What success looks like
  • A growing set of prototypes, reference implementations, and demos that the community manager can put in front of developers with confidence, because the code is readable, the docs are clear, and the layer boundaries are unambiguous.
  • Codebase and documentation that are clean enough that a developer can clone the repo, understand the layer architecture, and build correctly on top of it without asking for help - and their coding assistant routes to the right primitives without being corrected.
  • Real technical gaps - function calling, streaming abort, WASM MCP tooling, Safari support - closed, with clean implementations that hold up to scrutiny.
  • Influence on the standards conversation earned through shipping - a concrete contribution to WICG or W3C that came from being a practitioner, not just a participant.

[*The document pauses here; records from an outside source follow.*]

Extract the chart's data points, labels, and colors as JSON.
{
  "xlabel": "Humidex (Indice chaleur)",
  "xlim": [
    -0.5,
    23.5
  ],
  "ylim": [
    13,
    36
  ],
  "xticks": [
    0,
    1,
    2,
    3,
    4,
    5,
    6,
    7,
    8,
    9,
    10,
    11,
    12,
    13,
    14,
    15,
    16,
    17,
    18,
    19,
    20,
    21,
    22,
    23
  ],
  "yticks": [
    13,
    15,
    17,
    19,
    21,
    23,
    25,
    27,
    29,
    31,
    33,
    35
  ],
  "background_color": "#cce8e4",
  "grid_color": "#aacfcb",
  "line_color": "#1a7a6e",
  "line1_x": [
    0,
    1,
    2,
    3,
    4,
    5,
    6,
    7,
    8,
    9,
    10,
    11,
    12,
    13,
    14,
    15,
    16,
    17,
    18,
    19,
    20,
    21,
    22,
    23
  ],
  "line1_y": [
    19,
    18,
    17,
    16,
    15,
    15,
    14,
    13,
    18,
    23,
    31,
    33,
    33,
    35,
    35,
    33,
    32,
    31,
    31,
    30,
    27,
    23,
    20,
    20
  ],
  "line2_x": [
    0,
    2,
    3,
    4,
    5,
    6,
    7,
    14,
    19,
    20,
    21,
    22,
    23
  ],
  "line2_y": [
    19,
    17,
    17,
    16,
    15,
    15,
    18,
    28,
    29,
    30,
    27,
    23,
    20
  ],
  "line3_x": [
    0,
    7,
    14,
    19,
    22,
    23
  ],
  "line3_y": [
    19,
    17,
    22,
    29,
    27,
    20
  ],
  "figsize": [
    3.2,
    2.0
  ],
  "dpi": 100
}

  • A technical voice that developers trust because what you shipped worked and what you said was right.

Engagement model
  • Fixed-term, contract-based engagement
  • Flexible hours and outcome-oriented working style
  • Work produced through this engagement is expected to be developed in the open where appropriate, including public repositories and community-facing channels
  • This opportunity is scoped around specific prototyping and ecosystem-facing deliverables, rather than a permanent employee role

Budget for this opportunity: $200,000-$227,250 annualized equivalent.
This is a fixed-term contract opportunity, not a permanent employee role. Final contract terms - including scope, weekly hours, duration, and payment structure - will be determined based on the needs of the engagement and the selected contractor's experience. This posting reflects Mozilla's good-faith budgeted range for the work at the time of posting.